Why transgender female athletes can’t compete in female events

Source: The post is based on the article “Why transgender female athletes can’t compete in female events” published in The Indian Express on 25th March 2023.

What is the news?

Transgender women have been barred from competing in the female category by World Athletics (WA). WA is the international governing body for track and field.

The ban has been put for those transgender women who have experienced male puberty.

Whave transgender women been barred?

The WA’s Eligibility Regulations for Transgender Athletes focuses on the physical advantages men have over women post-puberty.

The differences that arise from puberty require classification of the athletes. Due to this, there are separate competition for men and women athletes.

However, transgender women were misusing their categories. For example, Lia Thomas used hormone replacement therapy and moved from the men’s category to the women’s category. She started breaking records in the IVY League competition after that.

What were the previous rules for transgender women?

In January, WA implemented the ‘preferred option’ for transgender women.
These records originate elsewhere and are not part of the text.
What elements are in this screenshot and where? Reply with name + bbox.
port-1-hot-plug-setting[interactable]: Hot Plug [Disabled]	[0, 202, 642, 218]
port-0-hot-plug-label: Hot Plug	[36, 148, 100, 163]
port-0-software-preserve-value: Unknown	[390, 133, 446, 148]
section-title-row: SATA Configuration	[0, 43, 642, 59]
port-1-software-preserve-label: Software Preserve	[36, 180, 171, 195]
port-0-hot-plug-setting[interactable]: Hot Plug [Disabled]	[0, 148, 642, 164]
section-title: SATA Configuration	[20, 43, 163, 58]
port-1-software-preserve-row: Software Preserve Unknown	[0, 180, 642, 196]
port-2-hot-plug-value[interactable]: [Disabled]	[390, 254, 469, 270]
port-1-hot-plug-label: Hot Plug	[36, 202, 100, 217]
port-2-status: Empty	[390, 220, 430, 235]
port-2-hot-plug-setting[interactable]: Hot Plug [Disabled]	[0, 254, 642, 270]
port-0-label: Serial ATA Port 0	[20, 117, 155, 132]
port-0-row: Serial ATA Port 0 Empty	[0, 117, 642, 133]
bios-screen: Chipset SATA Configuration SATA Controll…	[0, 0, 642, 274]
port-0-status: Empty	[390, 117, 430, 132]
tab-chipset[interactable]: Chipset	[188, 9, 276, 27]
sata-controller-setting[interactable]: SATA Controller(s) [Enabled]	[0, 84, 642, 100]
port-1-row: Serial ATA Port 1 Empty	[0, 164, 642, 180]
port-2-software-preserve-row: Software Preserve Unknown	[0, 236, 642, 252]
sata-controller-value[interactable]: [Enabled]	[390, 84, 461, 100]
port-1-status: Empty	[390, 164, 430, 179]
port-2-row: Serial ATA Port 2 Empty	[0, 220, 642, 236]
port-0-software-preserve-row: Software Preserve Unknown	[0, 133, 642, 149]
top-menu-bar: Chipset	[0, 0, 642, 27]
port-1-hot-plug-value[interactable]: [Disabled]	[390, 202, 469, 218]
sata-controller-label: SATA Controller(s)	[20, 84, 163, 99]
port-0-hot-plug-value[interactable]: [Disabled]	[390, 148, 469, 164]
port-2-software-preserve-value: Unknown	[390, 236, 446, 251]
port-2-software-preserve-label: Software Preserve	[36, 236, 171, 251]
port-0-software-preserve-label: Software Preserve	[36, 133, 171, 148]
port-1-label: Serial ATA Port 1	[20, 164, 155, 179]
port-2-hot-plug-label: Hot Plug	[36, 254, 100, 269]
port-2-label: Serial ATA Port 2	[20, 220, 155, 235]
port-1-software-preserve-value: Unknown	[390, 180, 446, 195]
This required the reduction of blood testosterone limit to below 2.5nmol/L for two years to qualify as transgender woman to compete in the female category.

However, despite this, WA opted for a ban because the ‘preferred option’ did not have any takers. There was little support within the sport federations for the option presented to stakeholders.

Which other sports have banned transgender female athletes?

World Rugby in 2020 became the first international sports federation to bar transgender women from the female competition.

After this, Rugby Football League, Rugby Football Union, British Triathlon and FINA (the international swimming federation) also banned transgender women from the female competition.

What are other rules changed by WA?

According to WA, DSD (Differences in Sex Development) athletes, or those who have genes linked with one sex but whose reproductive organs may not be atypical, must keep their testosterone below 2.5 nmol/L for 24 months in order to compete in female events.